Baxter International Inc. (BAX) has found more problems with its long-troubled "Colleague" intravenous fluid pumps, including software glitches the company needs to fix and user problems it has advised customers to avoid.

The Deerfield, Ill., company sent a letter to customers on Jan. 23, a day after its fourth-quarter earnings call, to highlight the newfound issues with its entire roster of 275,000 Colleague pumps around the world, including pumps the company issued during remediation efforts to fix other problems. Colleague pumps were first pulled in 2005 amid a host of problems and defects linked to some deaths.

The latest problems came under the spotlight Wednesday when Baxter said the U.S. Food and Drug Administration had assigned a "Class 1" recall status to the matter, which is the agency's most serious recall classification.

The company said it doesn't need to pull the pumps from customers, however, and believes it should be able to fix glitches in the field, suggesting little financial impact for devices that recently have made a minimal contribution to sales.

Nevertheless, Baxter shares sank on the news and were down 3.5% to $49.59 in recent trading Wednesday.

Colleague pumps are on sale internationally, but remain off the large U.S. market amid a remediation effort that has dragged on longer than expected. The company left Colleague U.S. sales out of its 2009 guidance, indicating no expected return this year.

The pumps posted sales of $170 million in 2004, the last full year of sales before they were shelved.

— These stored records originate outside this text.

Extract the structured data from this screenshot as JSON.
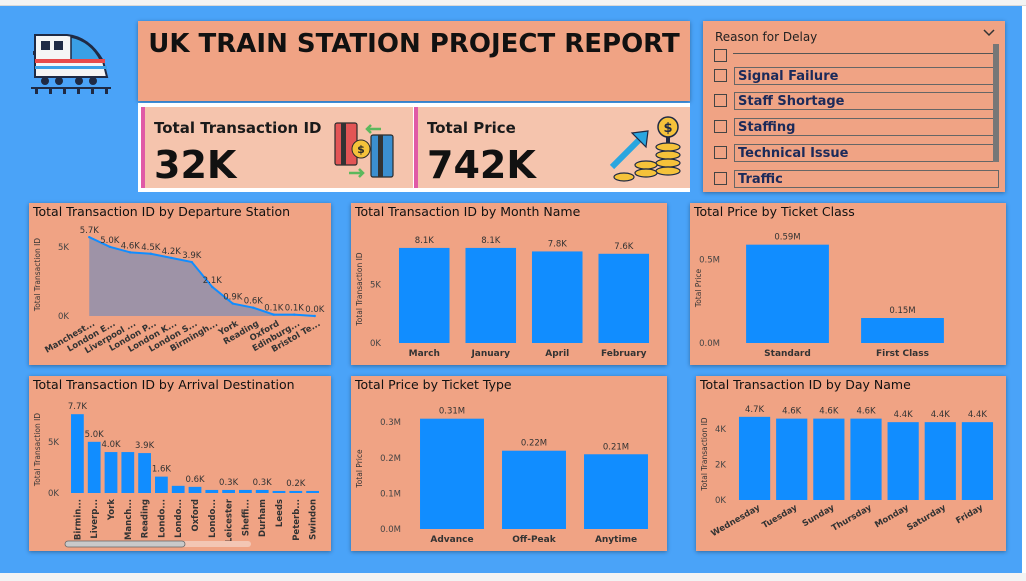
{
  "report": {
    "title": "UK TRAIN STATION PROJECT REPORT"
  },
  "kpis": [
    {
      "label": "Total Transaction ID",
      "value": "32K",
      "icon": "card-exchange-icon"
    },
    {
      "label": "Total Price",
      "value": "742K",
      "icon": "coins-growth-icon"
    }
  ],
  "slicer": {
    "label": "Reason for Delay",
    "items": [
      "",
      "Signal Failure",
      "Staff Shortage",
      "Staffing",
      "Technical Issue",
      "Traffic"
    ],
    "icon": "chevron-down-icon"
  },
  "colors": {
    "background": "#4aa3f8",
    "panel": "#f0a384",
    "bar": "#118dff",
    "area_fill": "#8f91ad",
    "accent": "#e05aa6"
  },
  "chart_data": [
    {
      "id": "departure",
      "type": "area",
      "title": "Total Transaction ID by Departure Station",
      "xlabel": "",
      "ylabel": "Total Transaction ID",
      "categories": [
        "Manchest...",
        "London E...",
        "Liverpool ...",
        "London P...",
        "London K...",
        "London S...",
        "Birmingh...",
        "York",
        "Reading",
        "Oxford",
        "Edinburg...",
        "Bristol Te..."
      ],
      "values": [
        5700,
        5000,
        4600,
        4500,
        4200,
        3900,
        2100,
        900,
        600,
        100,
        100,
        0
      ],
      "labels": [
        "5.7K",
        "5.0K",
        "4.6K",
        "4.5K",
        "4.2K",
        "3.9K",
        "2.1K",
        "0.9K",
        "0.6K",
        "0.1K",
        "0.1K",
        "0.0K"
      ],
      "yticks": [
        {
          "v": 0,
          "t": "0K"
        },
        {
          "v": 5000,
          "t": "5K"
        }
      ],
      "ylim": [
        0,
        6000
      ]
    },
    {
      "id": "month",
      "type": "bar",
      "title": "Total Transaction ID by Month Name",
      "xlabel": "",
      "ylabel": "Total Transaction ID",
      "categories": [
        "March",
        "January",
        "April",
        "February"
      ],
      "values": [
        8100,
        8100,
        7800,
        7600
      ],
      "labels": [
        "8.1K",
        "8.1K",
        "7.8K",
        "7.6K"
      ],
      "yticks": [
        {
          "v": 0,
          "t": "0K"
        },
        {
          "v": 5000,
          "t": "5K"
        }
      ],
      "ylim": [
        0,
        9200
      ]
    },
    {
      "id": "class",
      "type": "bar",
      "title": "Total Price by Ticket Class",
      "xlabel": "",
      "ylabel": "Total Price",
      "categories": [
        "Standard",
        "First Class"
      ],
      "values": [
        0.59,
        0.15
      ],
      "labels": [
        "0.59M",
        "0.15M"
      ],
      "yticks": [
        {
          "v": 0,
          "t": "0.0M"
        },
        {
          "v": 0.5,
          "t": "0.5M"
        }
      ],
      "ylim": [
        0,
        0.66
      ]
    },
    {
      "id": "arrival",
      "type": "bar",
      "title": "Total Transaction ID by Arrival Destination",
      "xlabel": "",
      "ylabel": "Total Transaction ID",
      "categories": [
        "Birmin...",
        "Liverp...",
        "York",
        "Manch...",
        "Reading",
        "Londo...",
        "Londo...",
        "Oxford",
        "Londo...",
        "Leicester",
        "Sheffi...",
        "Durham",
        "Leeds",
        "Peterb...",
        "Swindon"
      ],
      "values": [
        7700,
        5000,
        4000,
        4000,
        3900,
        1600,
        700,
        600,
        300,
        300,
        300,
        300,
        200,
        200,
        200
      ],
      "labels": [
        "7.7K",
        "5.0K",
        "4.0K",
        "",
        "3.9K",
        "1.6K",
        "",
        "0.6K",
        "",
        "0.3K",
        "",
        "0.3K",
        "",
        "0.2K",
        ""
      ],
      "yticks": [
        {
          "v": 0,
          "t": "0K"
        },
        {
          "v": 5000,
          "t": "5K"
        }
      ],
      "ylim": [
        0,
        8500
      ]
    },
    {
      "id": "tickettype",
      "type": "bar",
      "title": "Total Price by Ticket Type",
      "xlabel": "",
      "ylabel": "Total Price",
      "categories": [
        "Advance",
        "Off-Peak",
        "Anytime"
      ],
      "values": [
        0.31,
        0.22,
        0.21
      ],
      "labels": [
        "0.31M",
        "0.22M",
        "0.21M"
      ],
      "yticks": [
        {
          "v": 0,
          "t": "0.0M"
        },
        {
          "v": 0.1,
          "t": "0.1M"
        },
        {
          "v": 0.2,
          "t": "0.2M"
        },
        {
          "v": 0.3,
          "t": "0.3M"
        }
      ],
      "ylim": [
        0,
        0.34
      ]
    },
    {
      "id": "day",
      "type": "bar",
      "title": "Total Transaction ID by Day Name",
      "xlabel": "",
      "ylabel": "Total Transaction ID",
      "categories": [
        "Wednesday",
        "Tuesday",
        "Sunday",
        "Thursday",
        "Monday",
        "Saturday",
        "Friday"
      ],
      "values": [
        4700,
        4600,
        4600,
        4600,
        4400,
        4400,
        4400
      ],
      "labels": [
        "4.7K",
        "4.6K",
        "4.6K",
        "4.6K",
        "4.4K",
        "4.4K",
        "4.4K"
      ],
      "yticks": [
        {
          "v": 0,
          "t": "0K"
        },
        {
          "v": 2000,
          "t": "2K"
        },
        {
          "v": 4000,
          "t": "4K"
        }
      ],
      "ylim": [
        0,
        5200
      ]
    }
  ]
}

At issue currently are three main problems, including a device-related glitch that prompts failure codes and causes the pumps to stop delivering medicine and fluids to patients. Baxter is working on a repair, spokeswoman Erin Gardiner said. The January letter to customers advised them to use another replacement pump from inventory if these problems emerge and also included detailed operating instructions in case a back-up isn't immediately available.

Two people died after their pumps failed, although the hospitals in both cases said "they did not believe the subsequent patient deaths had to do with the pumps," Gardiner said.

Baxter also highlighted two other issues, including the potential for damaged batteries and for cleaning fluid to cause short-circuiting and overheating. Both of these are user-related problems, Baxter determined, that can also be addressed in the field.

The pumps have batteries for use when patients are being transported, or during a hospital power outage, but they should be plugged into an outlet whenever possible. Because the pumps are electronic devices, they are sensitive to cleaning fluids. In one case, four health-care workers suffered smoke inhalation from an improperly cleaned machine, Baxter said.

Though the Colleague pumps are an ongoing issue, they would at best represent a small portion of sales at Baxter, which also makes products to address serious problems like immune-system disorders and kidney failure, and is expected by analysts to post total sales of about $12.4 billion this year. The recession-induced slowdown in hospital capital spending may be helping Baxter by keeping hospitals from seeking out other pump suppliers such as Cardinal Health Inc. (CAH) and Hospira Inc. (HSP).

Leerink Swann analyst Rick Wise said in a note that "there are no easy alternatives for hospitals" despite Baxter's Colleague issues. He doesn't see any financial impact from the latest problems and said Wednesday's stock-price slide created a buying opportunity.